Here it is, the revised list of top level categories. These have been vetted by all of us for awhile and it’s time to start building subcategories. We’ve created threads in the Group to discuss the subcategories of each top level. Keep in mind that these need to be comprehensive, but not excessively granular. Take a look at this example of possible subcategories for PETS.

After more of the second levels are fleshed out, we plan to have a new classify-this feature to test out the classification system on books in LibraryThing.

Until then, classify and discuss!

Labels: Open Shelves Classification, OSC

Monday, February 23rd, 2009

uClassify contest winner

After some delay, I can announce that the LibraryThing/uClassify contest has been won by Kelly Vista—the only entrant, but a worthy one. (Kelly gets a copy of Programming Collective Intelligence and $100 from Amazon or IndieBound.) She described her “LibraryThing classifier” as follows:

“My goal was to create a classifier that would automatically “tag” any book description based on actual LibraryThing tags. For example, if you paste the book description for “Truman” into UClassify, it should return to you LibraryThing tags that suit the book. This is one step more general than one of [Tim’s] ideas (fiction vs. non-fiction).”

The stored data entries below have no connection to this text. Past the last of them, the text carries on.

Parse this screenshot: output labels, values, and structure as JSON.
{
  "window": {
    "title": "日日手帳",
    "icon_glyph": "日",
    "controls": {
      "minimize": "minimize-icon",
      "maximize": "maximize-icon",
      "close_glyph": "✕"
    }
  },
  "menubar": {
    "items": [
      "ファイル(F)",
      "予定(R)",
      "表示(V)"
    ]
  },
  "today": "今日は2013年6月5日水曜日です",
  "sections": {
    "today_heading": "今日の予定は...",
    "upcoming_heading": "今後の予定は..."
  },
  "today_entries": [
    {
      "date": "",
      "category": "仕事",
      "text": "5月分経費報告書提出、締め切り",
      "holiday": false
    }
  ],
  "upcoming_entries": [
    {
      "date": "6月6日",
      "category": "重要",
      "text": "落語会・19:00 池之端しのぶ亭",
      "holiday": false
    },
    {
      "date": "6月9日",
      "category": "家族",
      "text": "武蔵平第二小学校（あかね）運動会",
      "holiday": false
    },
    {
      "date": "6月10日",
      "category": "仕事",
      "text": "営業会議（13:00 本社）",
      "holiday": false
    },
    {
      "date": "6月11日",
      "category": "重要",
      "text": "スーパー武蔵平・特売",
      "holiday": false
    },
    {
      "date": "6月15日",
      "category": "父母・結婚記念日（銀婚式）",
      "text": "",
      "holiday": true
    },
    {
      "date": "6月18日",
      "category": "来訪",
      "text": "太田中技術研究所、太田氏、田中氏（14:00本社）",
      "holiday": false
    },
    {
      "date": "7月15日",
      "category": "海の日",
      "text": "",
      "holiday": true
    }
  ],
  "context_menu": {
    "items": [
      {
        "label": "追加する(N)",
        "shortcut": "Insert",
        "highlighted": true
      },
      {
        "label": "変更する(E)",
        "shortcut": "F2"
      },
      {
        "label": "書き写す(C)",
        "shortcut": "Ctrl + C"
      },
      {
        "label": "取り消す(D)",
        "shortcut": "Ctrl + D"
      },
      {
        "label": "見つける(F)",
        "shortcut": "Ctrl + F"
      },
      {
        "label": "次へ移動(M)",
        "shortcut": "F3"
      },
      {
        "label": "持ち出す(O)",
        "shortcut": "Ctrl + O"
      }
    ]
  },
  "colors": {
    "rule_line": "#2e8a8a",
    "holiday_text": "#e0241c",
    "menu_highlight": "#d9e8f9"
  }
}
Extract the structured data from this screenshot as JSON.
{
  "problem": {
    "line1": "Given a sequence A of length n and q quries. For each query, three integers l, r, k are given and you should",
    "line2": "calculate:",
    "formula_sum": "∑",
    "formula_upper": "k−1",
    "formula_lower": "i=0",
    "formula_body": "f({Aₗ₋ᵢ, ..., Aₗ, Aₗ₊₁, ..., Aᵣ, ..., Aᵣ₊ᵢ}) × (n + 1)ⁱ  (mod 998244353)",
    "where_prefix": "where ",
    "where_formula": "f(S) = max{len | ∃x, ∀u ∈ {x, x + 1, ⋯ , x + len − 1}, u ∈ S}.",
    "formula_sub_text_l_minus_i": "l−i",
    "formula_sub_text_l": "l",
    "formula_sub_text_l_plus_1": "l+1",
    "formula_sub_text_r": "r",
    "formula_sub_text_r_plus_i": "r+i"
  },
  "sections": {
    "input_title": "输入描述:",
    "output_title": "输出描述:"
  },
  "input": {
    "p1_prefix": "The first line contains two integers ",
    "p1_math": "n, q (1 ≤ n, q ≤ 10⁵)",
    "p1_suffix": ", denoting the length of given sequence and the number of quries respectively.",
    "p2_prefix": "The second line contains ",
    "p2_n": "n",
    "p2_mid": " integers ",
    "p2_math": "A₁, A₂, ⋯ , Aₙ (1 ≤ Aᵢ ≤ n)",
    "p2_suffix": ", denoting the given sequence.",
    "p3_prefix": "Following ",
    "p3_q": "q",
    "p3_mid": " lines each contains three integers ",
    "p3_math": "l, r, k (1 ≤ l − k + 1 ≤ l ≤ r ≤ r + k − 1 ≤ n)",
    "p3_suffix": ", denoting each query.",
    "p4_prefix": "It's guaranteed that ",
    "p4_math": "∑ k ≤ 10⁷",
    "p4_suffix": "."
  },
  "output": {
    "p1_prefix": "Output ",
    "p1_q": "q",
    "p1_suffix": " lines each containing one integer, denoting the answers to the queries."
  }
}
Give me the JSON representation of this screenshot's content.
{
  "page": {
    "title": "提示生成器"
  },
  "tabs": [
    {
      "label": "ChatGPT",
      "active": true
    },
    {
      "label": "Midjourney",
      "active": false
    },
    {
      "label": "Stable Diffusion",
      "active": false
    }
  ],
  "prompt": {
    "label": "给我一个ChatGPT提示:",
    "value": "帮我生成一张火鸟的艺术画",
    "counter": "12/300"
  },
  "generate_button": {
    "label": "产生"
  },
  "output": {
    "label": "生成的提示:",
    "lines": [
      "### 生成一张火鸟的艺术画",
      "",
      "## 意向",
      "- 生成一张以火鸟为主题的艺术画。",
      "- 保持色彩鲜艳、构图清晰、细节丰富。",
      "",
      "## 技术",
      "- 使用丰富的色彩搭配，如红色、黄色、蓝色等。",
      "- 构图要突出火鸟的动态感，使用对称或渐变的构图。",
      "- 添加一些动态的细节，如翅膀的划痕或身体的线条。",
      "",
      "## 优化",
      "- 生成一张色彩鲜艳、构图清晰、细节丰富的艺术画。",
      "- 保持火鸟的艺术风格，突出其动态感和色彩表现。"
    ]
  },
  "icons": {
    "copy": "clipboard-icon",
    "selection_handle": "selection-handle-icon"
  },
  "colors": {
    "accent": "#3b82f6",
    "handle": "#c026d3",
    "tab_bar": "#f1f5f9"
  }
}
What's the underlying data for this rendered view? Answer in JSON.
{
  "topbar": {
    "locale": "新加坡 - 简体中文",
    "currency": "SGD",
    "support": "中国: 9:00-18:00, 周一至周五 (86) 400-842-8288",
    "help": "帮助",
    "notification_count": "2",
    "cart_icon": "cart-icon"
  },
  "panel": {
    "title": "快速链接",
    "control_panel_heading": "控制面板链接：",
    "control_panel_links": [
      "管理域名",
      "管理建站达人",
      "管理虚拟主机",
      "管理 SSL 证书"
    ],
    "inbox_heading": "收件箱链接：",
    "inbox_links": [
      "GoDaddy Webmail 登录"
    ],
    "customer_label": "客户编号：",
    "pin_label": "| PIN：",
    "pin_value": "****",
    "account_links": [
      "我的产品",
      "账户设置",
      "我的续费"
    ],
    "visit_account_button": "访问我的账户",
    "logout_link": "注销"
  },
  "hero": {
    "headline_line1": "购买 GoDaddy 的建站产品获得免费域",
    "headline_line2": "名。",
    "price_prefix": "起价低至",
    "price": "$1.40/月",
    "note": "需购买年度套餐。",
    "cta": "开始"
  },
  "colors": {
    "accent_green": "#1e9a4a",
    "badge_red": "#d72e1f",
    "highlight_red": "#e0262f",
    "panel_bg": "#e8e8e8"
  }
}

In my testing, it does a pretty good job of hitting the top tags. Pasted descrptions of Harry Potter give “young adult” and “children’s.” John Adams gives “american history” and “biography.” It’s not perfect—Adams is also labelled “young adult”—but the initial results are good and the whole point of uClassify is to enable accelerating accuracy.

uClassify seems to be growing apace. They recently opened up public classifications for external access, so I’ll be looking into automatic text-language classification of LibraryThing reviews.

Labels: kelly vista, uclassify

Monday, February 23rd, 2009

Research libraries clobber OCLC Policy

The Association of Research Libraries released its report on the new, now delayed OCLC Policy, and it’s a doozy—a forceful rejection of both the process and content of the Policy.

The full report makes for enjoyable reading—outside of Dublin, Ohio anyway. The task force members, research-library heavyweights all, fully and finally put to rest the notion that the only people bothered by OCLC’s power grab are open-data crazies and evil commercial companies.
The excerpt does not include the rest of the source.